Но вдруг все вокруг затихло. Адам обернулся и увидел, как разрубая всех на своём пути, через толпу онемевших солдат, к нему стремительным шагом спешил сам граф Дракула в матовых чёрных доспехах и шлеме в виде головы дракона с поднятым забралом. Прошла лишь пара мгновений перед тем, как их мечи с пронзительным звоном, скрестились в бою.
Феб лежал на спине в кромешной темноте изо всех сил пытаясь вдохнуть, но удар об землю выбил из него весь воздух, и он лишь корчился, силясь втянуть воздух вонючего подземелья. Ему потребовалось ещё пара минут, чтобы все же набрать в легкие кислород и, откашливаясь, перевернуться на живот. Он не торопился подниматься. Голова кружилась, а в глазах бегали круги. Когда чувства полицейского более-менее пришли в норму он поднялся на колени и принялся шарить вокруг себя рукой в поисках опоры, чтобы встать и вскоре наткнулся на стену. Но она была довольно мягкая, слишком тёплая для подземелья и омерзительно склизкая. Но юноше было не до размышлений о природе местных стен, и он медленно поднялся на ноги, пытаясь хоть что-то разглядеть в непроницаемой тьме, окружавшей его со всех сторон.
– Гренгуар, – тихо позвал напарника полицейский, но никто не ответил. – Гренгуар, – уже громче повторил юноша и опять ничего.

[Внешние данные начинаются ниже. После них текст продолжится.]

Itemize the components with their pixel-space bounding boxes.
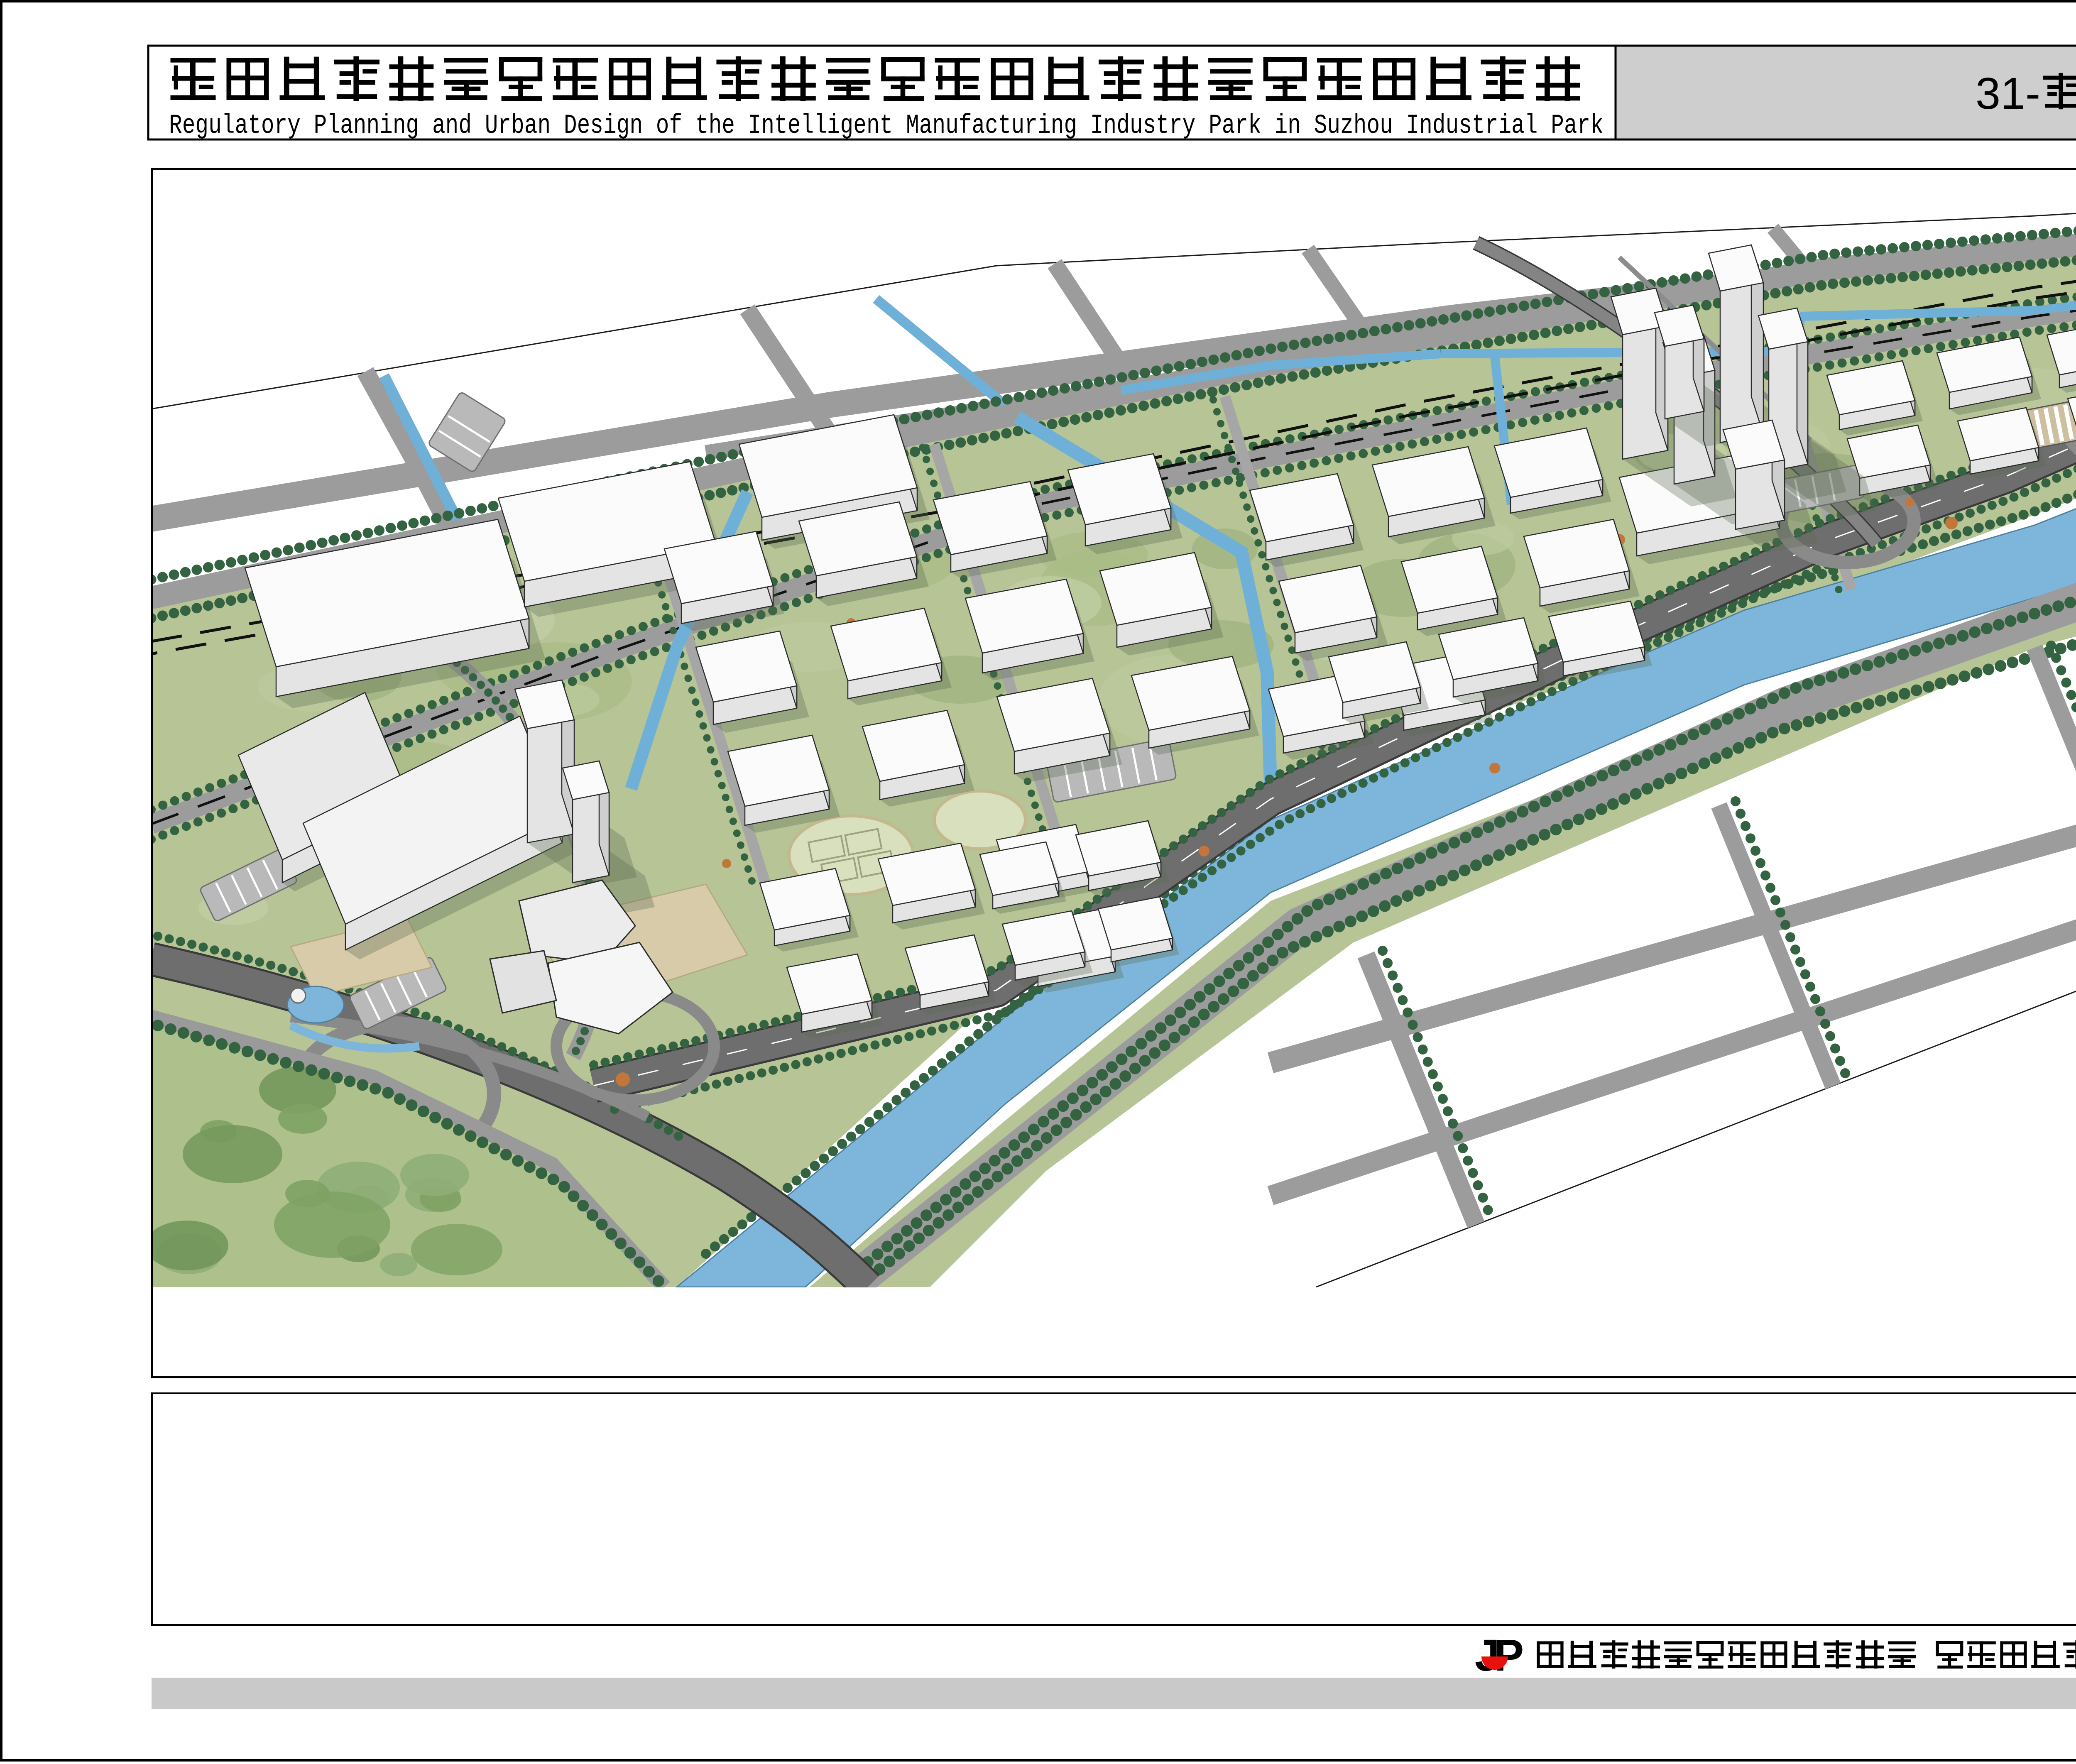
svg-text:31-: 31- <box>1976 68 2040 118</box>
svg-text:Regulatory Planning and Urban: Regulatory Planning and Urban Design of … <box>169 110 1604 141</box>
svg-text:JP: JP <box>1475 1630 1523 1680</box>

Шатопер с легкой паникой принялся озираться по сторонам и прощупывать странную стену, испачканную какой-то слизью. Брезгливости в нем не осталось совсем. Он медленно двинулся вперёд вдоль стены, как вдруг в шаге от него вспыхнул огонь и на мгновение ослепил юношу. Когда его глаза привыкли к свету пламени, он увидел, что Певец Парижа держал в руках зажжённый факел, который озарял мрачное подземелье, и с тревогой оглядывал пространство вокруг себя.
– Ты где был? Я тебя звал, – тихо возмутился Феб.
– Искал, чем осветить нам дорогу, – ответил поэт. – Я бы на твоём месте не стал прикасаться к стенам. Я думаю мало удовольствия, когда тебя так беспардонно лапают, пусть даже благородными руками.
Шатопер озадачено нахмурился, не понимая, о чем он говорит, перевёл взгляд на стену и в ужасе шарахнулся назад. Прямо на него смотрели сотни моргающих глаз. Человеческих глаз.
– Какого черта? – полицейский оцепенел от ужаса. – Что это за жуткое место?
– Худшее из тех, что существовали когда-либо в любом из миров, во все времена, – с непривычной для себя серьезностью ответил Гренгуар. – Я слышал о нем, но был уверен, что это выдумка, страшилка. Не более.
Феб не мог отвести взгляда от освещённой факелом стены. Вглядываясь в её неровности, он, наконец, понял, откуда у неё глаза. Стена была целиком и полностью выложена из человеческих тел. Живых людей. Он разглядел руки, носы, рты и ноги. Тела были так плотно утрамбованы, что приходилось присматриваться, чтобы различить их.
– Кто эти люди? – полицейский все же нашёл в себе силы перевести взгляд на своего спутника.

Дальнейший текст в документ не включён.